The economic crisis in Argentina and the political crisis in Chile lead the population to seek economic protection options.
Living with different crises, Argentina and Chile resort to Bitcoin for economic protection
Opinion Two of South America’s most important countries are experiencing serious crises this year and seem to be turning to Bitcoin for economic protection: Argentina and Chile.
Our two neighboring countries live in different scenarios, but they leave no room for doubt, they live in crisis: Chile has been going through an economic and social crisis for over a year and has now culminated in the approval of a plebiscite to overthrow the constitution, which was the legacy of the dictator Augusto Pinochet’s period. Argentina is experiencing the serious consequences of three years of recession aggravated by the pandemic, dragging along with it the „eternal“ exchange crisis, with increased inflation, a surge in the dollar and increased poverty.
Chainalysis points out that the biggest blows with Bitcoin in Latin America are from Brazil
Macri’s failure and miserable growing with Fernández
The economic policies of neoliberal Mauricio Macri, who promised „zero poverty,“ domination of inflation and foreign investment, in the words of the former president himself, have failed. He delivered the country with extreme poverty indices (38% of the population, 8% in miserable conditions), explosion of inflation and devaluation of almost 40% of a currency that was already fragile and scarce foreign investment.
The neoliberal failure lit the kirchnerist flame in the country, which had been extinguished, and led to the election of Alberto Fernandez last year. With the arrival of the pandemic, Argentina made a lockdown that was relatively successful in public health, but it was an economic and social failure.
Almost seven months after the quarantine, Argentina is poorer and more unequal, there was a lack of essential products, inflation skyrocketed and the government now intervened in the possibilities of economic protection of the population itself, limiting the purchase of dollars to $ 200 per person and with tax of 35% on purchases in credit and debit cards using dollars.

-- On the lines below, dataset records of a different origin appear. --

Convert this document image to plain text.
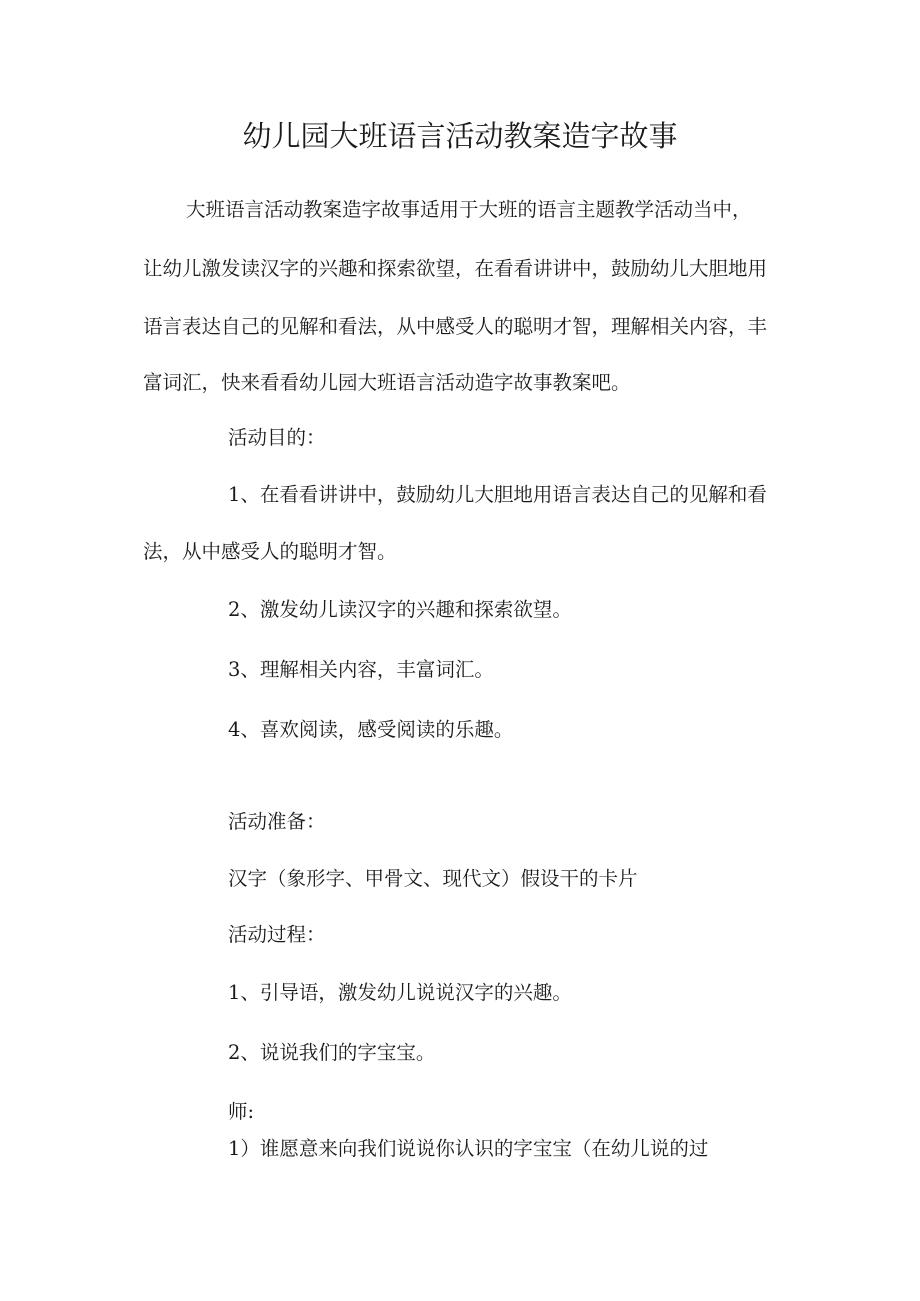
幼儿园大班语言活动教案造字故事
大班语言活动教案造字故事适用于大班的语言主题教学活动当中，
让幼儿激发读汉字的兴趣和探索欲望，在看看讲讲中，鼓励幼儿大胆地用
语言表达自己的见解和看法，从中感受人的聪明才智，理解相关内容，丰
富词汇，快来看看幼儿园大班语言活动造字故事教案吧。
活动目的：
1、在看看讲讲中，鼓励幼儿大胆地用语言表达自己的见解和看
法，从中感受人的聪明才智。
2、激发幼儿读汉字的兴趣和探索欲望。
3、理解相关内容，丰富词汇。
4、喜欢阅读，感受阅读的乐趣。
活动准备：
汉字（象形字、甲骨文、现代文）假设干的卡片
活动过程：
1、引导语，激发幼儿说说汉字的兴趣。
2、说说我们的字宝宝。
师:
1）谁愿意来向我们说说你认识的字宝宝（在幼儿说的过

The situation is so serious that banks and citizens are already trading in dollars, replacing the peso and generating a heated clandestine market. As a result, the country’s foreign exchange reserves melted to a mere $37 billion, almost 10% of that of neighboring continental Brazil.
Former World Bank director Otaviano Canuto tried to explain the Argentine crisis to the government360:
„The restriction measures in place were already harsh, and the government tightened them further, hitting individuals and companies, going far beyond the ‚invading‘ foreign investors. In the case of companies, the government is trying to force them to restructure their foreign debts“.
The scenario seems to boost the market for cryptomoeda. Coindance data on the P2P LocalBitcoins exchange prove this thesis. The exchange registered its highest trading volume in Argentina in June 2020, with more than US$ 125 million traded for two weeks in a row.
The country, which already has in the culture of the population the habit of saving dollars for economic protection since the 1990s, now also resorts to cryptomoedas in these cases. With the worsening of the COVID-19 indexes in the last two weeks and a series of protests in the country, the fear of the population has also become Bitcoin.
Trading at LocalBitcoins was less than $70 million in early October, before the government announced more interventionist measures to buy dollars, to more than $90 million last week, a significant 23% increase in days weeks in the volume traded at BTC.
In Chile, the violence of the political crisis and the end of the Pinochet constitution
Argentina’s neighbor in the Pacific Ocean, Chile, is experiencing a violent political upheaval that began in October 2019 and did not even cool down during the pandemic. The liberal government of Salvador Piñera had a small victory in proposing a plebiscite last week, overthrowing the ultraliberal constituent inherited by the Augusto Pinochet dictatorship, one of the most bloodthirsty and perverse on the continent.
Argentina’s neighbor in the Pacific Ocean, Chile, is experiencing a violent political upheaval that began in October 2019 and did not even cool down during the pandemic. The liberal government of Salvador Piñera had a small victory in proposing a plebiscite last week, overthrowing the ultraliberal constituent inherited by the Augusto Pinochet dictatorship, one of the most bloodthirsty and perverse on the continent.
From October 2019 until today, politics dominates the debates in Chile.